Diana Evangelina D. L. / Marianne

contrefaçon - droit d'auteur - droit moral - internet - paternité - photographie

FAITS ET PROCEDURE

Mme Diana Evangelina D. L. est la fille et l’unique héritière d’Alberto D. G. dit Korda, généralement présenté comme étant l’auteur de la photographie représentant Che Guevara intitulée «Guerillero Heroico» et mondialement connue comme la photographie du “Che au béret et à l’étoile”.

Mme D. L. reproche à la société Marianne, éditrice du magazine du même nom d’une part, d’accorder la paternité de l’oeuvre à M. Juan V., et, d’autre part, d’avoir reproduit sans autorisation sans le nom de l’auteur et sans respecter l’intégrité de l’oeuvre, cette photographie dans deux articles du magazine publiés les 20 octobre et 8 décembre 2007 ainsi que sur son site internet.

Les deux articles publiés par Marianne ont pour objet de prouver que c’est M. Juan V., ex-agent des services secrets cubains, exilé en France, qui aurait réalisé cette photo du Che ; Korda n’aurait effectué que quelques retouches et en aurait profité pour conserver les négatifs.
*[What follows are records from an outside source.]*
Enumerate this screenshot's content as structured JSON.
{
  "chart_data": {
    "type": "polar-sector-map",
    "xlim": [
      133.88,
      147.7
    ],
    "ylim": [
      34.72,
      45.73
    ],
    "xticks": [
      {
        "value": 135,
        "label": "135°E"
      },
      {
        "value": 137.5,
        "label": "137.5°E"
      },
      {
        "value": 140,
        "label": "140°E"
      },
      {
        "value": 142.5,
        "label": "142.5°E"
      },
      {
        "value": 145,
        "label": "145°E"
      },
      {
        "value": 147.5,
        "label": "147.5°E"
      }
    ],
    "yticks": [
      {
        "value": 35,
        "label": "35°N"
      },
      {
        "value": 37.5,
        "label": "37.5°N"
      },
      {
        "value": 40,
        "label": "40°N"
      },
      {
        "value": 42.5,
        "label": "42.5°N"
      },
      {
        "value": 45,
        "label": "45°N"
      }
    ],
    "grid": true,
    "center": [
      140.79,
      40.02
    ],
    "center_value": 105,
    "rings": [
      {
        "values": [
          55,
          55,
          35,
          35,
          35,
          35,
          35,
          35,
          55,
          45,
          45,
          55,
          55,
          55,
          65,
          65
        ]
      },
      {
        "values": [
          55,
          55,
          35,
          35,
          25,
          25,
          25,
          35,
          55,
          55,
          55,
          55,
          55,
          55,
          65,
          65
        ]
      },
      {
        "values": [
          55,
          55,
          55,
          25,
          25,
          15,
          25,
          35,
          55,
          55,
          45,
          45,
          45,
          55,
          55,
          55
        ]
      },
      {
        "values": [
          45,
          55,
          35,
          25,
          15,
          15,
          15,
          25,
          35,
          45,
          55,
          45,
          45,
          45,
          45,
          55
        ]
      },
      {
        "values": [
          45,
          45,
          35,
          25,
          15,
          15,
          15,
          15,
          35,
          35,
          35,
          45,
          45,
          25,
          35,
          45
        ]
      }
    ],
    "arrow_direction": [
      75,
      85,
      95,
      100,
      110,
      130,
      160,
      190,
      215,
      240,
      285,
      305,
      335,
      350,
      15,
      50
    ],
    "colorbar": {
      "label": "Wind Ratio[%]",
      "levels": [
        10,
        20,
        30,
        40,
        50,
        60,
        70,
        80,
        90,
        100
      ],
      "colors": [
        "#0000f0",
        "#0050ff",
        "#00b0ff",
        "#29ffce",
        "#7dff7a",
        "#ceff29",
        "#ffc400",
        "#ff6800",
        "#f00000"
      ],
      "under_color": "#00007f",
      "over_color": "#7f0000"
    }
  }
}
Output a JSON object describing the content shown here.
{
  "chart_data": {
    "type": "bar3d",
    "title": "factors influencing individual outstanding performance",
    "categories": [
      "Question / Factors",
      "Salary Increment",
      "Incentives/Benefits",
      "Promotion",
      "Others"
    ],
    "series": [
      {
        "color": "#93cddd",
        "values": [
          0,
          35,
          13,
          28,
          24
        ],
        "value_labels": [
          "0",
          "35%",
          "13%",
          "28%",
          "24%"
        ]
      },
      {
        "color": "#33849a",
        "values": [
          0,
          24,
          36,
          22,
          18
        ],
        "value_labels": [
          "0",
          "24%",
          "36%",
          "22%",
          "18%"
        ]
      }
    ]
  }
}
Madame D. L. estime ainsi qu’en attribuant la paternité de l’oeuvre à un tiers et en mentionnant le nom de Juan V. comme auteur de la photo, la société Marianne a porté gravement atteinte à son droit moral.

De plus Mme D. L. estime que la reproduction de la photo porte atteinte à l’intégrité de l’oeuvre, le visage du Che ayant été découpé et un titre en gros caractères blancs et gris (“l’histoire vraie de la photo du Che”) étant placé sur la moitié de la reproduction.

Autorisée par ordonnance en date du 21 mai 2008, Mme Diana Evangelina D. L. a par acte d’huissier de justice du 28 mai 2008, assigné, à jour fixe, la société Marianne devant le tribunal de grande instance de Paris.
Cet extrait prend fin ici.